Trump Accused of Four Crimes

“Injustice anywhere is a threat to justice everywhere.”

– Martin Luther King Jr., 1929-1968

Just as he appeared to have destroyed so much in the course of his life, twice impeached Donald J. Trump may have condemned his presidency to the dumpster of history. He’ll leave no positive legacy.

The House select committee that investigated the Jan. 6, 2021 storming of the Capitol accused Trump as president, only days away from the end of his first term, of “inciting or assisting an insurrection” against the United States.

It referred four criminal charges against him to the Justice Department, which is conducting an investigation of him on accusations that he took home hundreds of sensitive documents that should have gone to the National Archives.

It marks the first time Congress has asked for criminal charges to be brought against a sitting or former president.

The House impeached Trump twice, also an unprecedented action against a president. But the Republican-led Senate saved him from being expelled from office because of his ability to capture Republican votes. That was then.

Republicans will try to resurrect an image of Trump that surely has gone sour, at least among his supporters, as he campaigns for a second term in the 2024 election.

That’s if he survives a possible criminal trial if Attorney General Merrick Garland decides to seek an indictment or he quits the race if he’s sure he’d lose, his future unpredictable at this point. It’s also not clear whether Garland will choose to indict.

I wonder whether he will seek President Joe Biden’s advice about what to do even though Garland has said the Justice Department acts independently of politics.

The committee recommended that Trump be charged with inciting or assisting an insurrection; obstruction of an official proceeding of Congress; conspiracy to defraud the United States; and conspiracy to make a false statement.

The panel confirmed media reports that Trump was in the White House watching the bloody riot on TV rather than doing something to stop the assault, in which five people were killed. Two others died later.

Rep. Liz Cheney, a Wyoming Republican who vice chaired the panel, latched onto Trump’s decision to spend 187 minutes before trying to stop the violence for use in her opening remarks:

“No man who would behave that way at that moment in time can ever serve in any position of authority in our nation again. He is unfit for any office.”

Absolutely, especially if that person is convicted by a jury in a court of law.

The committee of nine – the same as the number of Supreme Court justices – spent 18 months seeking the truth about the events of that horrifying Jan. 6, taking testimony from more than 1,000 witnesses under oath.

The panel said in its summary of the report that its hearings have “led to an overriding and straight-forward conclusion: the central cause of January 6th was one man, former president Donald Trump, who many others followed. None of the events of January 6th would have happened without him.”

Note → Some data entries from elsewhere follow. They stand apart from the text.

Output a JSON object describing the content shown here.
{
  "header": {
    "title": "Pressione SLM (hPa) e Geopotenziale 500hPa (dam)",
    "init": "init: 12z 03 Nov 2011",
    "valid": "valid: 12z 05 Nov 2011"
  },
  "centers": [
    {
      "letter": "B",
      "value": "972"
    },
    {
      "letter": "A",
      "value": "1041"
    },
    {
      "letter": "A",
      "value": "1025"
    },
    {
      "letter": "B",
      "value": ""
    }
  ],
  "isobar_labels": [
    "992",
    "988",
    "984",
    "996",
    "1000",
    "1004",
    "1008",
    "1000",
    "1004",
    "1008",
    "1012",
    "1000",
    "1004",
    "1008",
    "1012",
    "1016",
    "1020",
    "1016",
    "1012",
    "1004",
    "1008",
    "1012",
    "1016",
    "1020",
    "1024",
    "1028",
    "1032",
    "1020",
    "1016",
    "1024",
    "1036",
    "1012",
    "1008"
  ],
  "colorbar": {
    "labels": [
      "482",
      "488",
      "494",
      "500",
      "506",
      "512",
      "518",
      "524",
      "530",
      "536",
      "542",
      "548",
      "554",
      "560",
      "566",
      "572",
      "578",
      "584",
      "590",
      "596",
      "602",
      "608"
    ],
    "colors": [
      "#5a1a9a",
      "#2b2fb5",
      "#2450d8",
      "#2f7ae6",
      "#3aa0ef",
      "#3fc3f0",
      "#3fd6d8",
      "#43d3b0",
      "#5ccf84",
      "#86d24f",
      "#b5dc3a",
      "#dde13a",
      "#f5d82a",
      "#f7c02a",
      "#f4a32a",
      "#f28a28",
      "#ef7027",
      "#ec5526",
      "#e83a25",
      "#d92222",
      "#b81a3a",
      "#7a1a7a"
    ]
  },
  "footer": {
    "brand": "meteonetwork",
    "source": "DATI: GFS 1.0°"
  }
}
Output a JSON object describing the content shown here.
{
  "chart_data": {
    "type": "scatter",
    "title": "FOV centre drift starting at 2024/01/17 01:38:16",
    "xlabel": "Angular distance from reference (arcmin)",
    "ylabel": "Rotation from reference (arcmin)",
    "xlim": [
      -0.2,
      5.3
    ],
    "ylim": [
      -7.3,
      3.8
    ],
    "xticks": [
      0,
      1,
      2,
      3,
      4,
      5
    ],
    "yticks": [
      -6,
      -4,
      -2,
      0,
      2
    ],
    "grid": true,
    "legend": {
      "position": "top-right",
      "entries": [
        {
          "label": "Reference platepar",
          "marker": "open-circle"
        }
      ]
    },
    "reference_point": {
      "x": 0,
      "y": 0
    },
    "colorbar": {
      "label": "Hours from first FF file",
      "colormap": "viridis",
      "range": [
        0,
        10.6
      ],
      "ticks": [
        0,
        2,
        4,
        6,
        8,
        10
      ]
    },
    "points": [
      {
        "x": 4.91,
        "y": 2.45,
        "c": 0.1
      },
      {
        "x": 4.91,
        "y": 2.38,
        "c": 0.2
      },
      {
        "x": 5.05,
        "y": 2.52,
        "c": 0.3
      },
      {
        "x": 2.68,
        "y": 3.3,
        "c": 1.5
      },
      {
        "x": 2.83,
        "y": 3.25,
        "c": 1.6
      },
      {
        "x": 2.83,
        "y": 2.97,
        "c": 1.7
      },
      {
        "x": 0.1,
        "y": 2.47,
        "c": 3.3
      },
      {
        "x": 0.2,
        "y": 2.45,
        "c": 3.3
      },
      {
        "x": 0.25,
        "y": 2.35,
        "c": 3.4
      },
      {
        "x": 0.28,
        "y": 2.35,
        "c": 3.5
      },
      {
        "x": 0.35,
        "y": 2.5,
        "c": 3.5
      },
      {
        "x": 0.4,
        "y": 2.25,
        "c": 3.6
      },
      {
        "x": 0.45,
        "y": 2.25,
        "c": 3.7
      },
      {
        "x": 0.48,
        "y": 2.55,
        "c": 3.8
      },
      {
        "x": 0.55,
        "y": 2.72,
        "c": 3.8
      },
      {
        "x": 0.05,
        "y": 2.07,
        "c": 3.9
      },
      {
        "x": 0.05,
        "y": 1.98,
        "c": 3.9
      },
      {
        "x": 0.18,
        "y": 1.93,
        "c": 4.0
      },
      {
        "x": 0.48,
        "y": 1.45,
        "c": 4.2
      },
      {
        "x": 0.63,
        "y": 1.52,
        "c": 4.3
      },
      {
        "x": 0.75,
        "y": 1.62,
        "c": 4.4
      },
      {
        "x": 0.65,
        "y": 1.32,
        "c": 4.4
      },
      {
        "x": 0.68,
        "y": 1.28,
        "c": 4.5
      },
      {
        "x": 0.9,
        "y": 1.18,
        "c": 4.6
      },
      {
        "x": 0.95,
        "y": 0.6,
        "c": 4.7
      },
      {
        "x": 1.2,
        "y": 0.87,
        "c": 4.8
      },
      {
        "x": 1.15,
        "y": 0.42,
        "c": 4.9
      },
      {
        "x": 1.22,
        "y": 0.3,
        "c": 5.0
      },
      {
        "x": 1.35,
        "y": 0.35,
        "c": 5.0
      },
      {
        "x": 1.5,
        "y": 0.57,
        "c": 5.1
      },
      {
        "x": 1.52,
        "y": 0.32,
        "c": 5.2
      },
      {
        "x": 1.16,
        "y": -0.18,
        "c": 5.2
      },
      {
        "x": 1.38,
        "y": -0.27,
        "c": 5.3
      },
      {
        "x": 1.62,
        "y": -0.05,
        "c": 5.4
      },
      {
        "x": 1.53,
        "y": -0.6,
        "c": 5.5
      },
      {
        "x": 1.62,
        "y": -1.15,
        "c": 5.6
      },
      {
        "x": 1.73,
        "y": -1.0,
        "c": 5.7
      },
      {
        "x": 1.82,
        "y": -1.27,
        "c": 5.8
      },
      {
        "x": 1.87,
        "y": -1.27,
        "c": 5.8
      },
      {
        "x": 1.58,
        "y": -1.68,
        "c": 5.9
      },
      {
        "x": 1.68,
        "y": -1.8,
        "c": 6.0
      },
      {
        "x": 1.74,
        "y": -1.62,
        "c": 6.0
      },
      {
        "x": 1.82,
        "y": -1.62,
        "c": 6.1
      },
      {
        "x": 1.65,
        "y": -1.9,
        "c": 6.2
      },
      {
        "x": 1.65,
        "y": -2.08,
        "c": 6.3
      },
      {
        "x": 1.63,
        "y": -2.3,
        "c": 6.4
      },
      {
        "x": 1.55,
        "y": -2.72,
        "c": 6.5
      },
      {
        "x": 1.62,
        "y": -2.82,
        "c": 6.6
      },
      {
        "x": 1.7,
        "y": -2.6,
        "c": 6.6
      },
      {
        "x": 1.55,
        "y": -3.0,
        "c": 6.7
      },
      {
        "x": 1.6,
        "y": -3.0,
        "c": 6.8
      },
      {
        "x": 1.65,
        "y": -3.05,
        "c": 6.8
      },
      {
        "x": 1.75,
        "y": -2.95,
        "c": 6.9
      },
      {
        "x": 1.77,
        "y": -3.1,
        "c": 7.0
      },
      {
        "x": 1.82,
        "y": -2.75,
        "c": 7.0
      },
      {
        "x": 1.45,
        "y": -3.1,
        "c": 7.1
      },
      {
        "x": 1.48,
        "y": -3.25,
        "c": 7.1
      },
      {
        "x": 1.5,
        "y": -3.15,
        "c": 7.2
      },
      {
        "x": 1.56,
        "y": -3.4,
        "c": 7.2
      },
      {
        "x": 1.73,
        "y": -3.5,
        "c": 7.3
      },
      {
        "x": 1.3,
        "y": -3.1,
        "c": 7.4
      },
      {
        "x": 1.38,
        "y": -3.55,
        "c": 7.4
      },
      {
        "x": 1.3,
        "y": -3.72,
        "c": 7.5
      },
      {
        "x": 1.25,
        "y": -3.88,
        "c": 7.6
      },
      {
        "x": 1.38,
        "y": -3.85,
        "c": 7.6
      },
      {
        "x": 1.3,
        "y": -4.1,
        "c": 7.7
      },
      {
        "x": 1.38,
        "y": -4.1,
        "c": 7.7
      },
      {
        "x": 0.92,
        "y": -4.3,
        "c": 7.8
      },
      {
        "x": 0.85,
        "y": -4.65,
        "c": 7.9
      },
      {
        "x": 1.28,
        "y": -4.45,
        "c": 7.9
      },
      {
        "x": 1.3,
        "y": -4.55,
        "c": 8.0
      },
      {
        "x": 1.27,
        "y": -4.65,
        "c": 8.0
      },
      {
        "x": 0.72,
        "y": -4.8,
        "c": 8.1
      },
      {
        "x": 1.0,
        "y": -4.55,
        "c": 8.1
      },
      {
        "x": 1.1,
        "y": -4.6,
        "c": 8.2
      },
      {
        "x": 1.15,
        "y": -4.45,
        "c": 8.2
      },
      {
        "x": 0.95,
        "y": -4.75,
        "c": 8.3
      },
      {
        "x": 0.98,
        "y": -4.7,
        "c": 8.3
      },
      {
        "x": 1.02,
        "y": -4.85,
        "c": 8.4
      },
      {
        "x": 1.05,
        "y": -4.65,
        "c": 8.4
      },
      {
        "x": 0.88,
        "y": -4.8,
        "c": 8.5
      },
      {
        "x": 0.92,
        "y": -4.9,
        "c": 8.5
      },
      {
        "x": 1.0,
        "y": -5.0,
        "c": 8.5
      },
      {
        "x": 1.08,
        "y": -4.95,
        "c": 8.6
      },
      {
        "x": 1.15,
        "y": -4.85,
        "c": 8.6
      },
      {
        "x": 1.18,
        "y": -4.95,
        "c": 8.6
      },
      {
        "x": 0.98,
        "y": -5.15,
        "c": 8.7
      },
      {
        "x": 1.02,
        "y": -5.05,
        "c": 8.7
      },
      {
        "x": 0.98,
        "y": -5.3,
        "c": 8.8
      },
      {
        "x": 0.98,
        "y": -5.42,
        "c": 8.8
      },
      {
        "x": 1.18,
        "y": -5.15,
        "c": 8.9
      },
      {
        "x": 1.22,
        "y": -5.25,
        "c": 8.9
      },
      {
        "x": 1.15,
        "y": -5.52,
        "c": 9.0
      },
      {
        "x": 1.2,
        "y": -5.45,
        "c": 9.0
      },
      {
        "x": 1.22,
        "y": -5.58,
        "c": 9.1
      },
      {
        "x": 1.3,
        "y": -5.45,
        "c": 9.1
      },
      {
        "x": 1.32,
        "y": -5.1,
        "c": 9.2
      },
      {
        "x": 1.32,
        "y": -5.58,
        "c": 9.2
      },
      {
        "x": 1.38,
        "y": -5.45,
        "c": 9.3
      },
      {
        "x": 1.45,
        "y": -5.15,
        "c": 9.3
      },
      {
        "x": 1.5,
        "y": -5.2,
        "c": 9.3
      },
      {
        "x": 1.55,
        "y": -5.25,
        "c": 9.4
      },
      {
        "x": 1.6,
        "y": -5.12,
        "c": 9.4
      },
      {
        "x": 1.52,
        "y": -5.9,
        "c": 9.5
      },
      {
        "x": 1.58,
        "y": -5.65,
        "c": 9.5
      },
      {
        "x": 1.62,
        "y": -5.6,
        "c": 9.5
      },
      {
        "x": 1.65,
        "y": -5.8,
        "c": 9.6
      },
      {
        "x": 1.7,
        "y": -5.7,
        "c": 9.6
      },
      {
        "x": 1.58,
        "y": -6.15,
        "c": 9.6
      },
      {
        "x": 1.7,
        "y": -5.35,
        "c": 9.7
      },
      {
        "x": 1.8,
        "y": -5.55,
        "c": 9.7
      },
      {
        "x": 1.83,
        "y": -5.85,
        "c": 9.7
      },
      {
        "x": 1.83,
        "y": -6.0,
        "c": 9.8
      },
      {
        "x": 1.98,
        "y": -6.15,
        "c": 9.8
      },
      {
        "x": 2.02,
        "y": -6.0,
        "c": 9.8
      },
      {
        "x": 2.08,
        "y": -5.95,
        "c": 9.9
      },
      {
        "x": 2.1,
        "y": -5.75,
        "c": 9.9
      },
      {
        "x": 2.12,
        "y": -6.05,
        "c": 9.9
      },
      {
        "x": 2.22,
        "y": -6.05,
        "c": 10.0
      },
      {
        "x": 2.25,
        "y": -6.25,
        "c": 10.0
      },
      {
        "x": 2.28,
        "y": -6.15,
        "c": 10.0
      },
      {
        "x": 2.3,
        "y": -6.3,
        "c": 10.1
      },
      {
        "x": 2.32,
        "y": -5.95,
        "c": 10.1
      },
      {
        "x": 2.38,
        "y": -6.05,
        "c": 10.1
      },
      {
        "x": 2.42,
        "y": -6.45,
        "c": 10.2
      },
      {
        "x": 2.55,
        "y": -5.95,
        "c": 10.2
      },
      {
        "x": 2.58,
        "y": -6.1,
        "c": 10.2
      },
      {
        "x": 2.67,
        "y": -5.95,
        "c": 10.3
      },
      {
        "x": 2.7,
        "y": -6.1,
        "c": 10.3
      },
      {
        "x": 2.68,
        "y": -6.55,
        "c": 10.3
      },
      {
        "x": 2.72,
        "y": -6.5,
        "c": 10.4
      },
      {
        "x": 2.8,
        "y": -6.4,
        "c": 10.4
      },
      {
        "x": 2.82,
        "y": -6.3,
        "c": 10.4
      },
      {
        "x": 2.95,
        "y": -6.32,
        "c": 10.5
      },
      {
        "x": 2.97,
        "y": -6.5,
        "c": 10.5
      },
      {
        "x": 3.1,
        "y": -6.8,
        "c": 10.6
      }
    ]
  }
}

The Trump campaign responded, “The January 6th Unselect Committee held show trials by Never Trump partisans who are a stain on this country’s history. This Kangaroo court has been nothing more than a vanity project that insults Americans’ intelligence and makes a mockery of our democracy.”

I’m curious to know how the Trump outfit can be so brazen with a statement like this in the face of facts presented by the Jan. 6 panel.

Trump’s Big Lie that he defeated Biden for the presidency in 2020 created untold confusion and chaos throughout the country, attracting followers who signed onto that bull to the point that some of them sought to be electors in the midterm elections.

The panel also referred four Republican congressmen to the House Ethics Committee for their failure to comply with subpoenas. They are House Minority Leader Kevin McCarthy of California, and Reps. Andy Biggs of Arizona, Scott Perry of Pennsylvania and Jim Jordan of Ohio.

McCarthy is running for Republican speaker once the new Congress begins its session next month. Biggs is opposing him.

The committee’s recommended criminal charges against Trump do not carry any legal weight. They could put Garland in a bind. He has the option not to seek an indictment on grounds a trial and its accompanying sensational media coverage could divide this polarized country even further, especially if Trump is convicted and sent to prison.

That said, the Jan. 6th committee spent a year and a half gathering evidence illustrating the degree to which a sitting president was found to be responsible for an unprecented attack by Americans on a hallowed shrine of our democracy.

Thousands of Ukrainians are giving their lives trying to save their democracy and their very country from Russia. As a country that worships the law, we must ensure the protection of our own democracy against those who would destroy it for the sake of seeking their power.

Trump finally must be held accountable for his actions.

Richard C. Gross, who covered war and peace in the Middle East and was foreign editor of United Press International, served as the opinion page editor of The Baltimore Sun.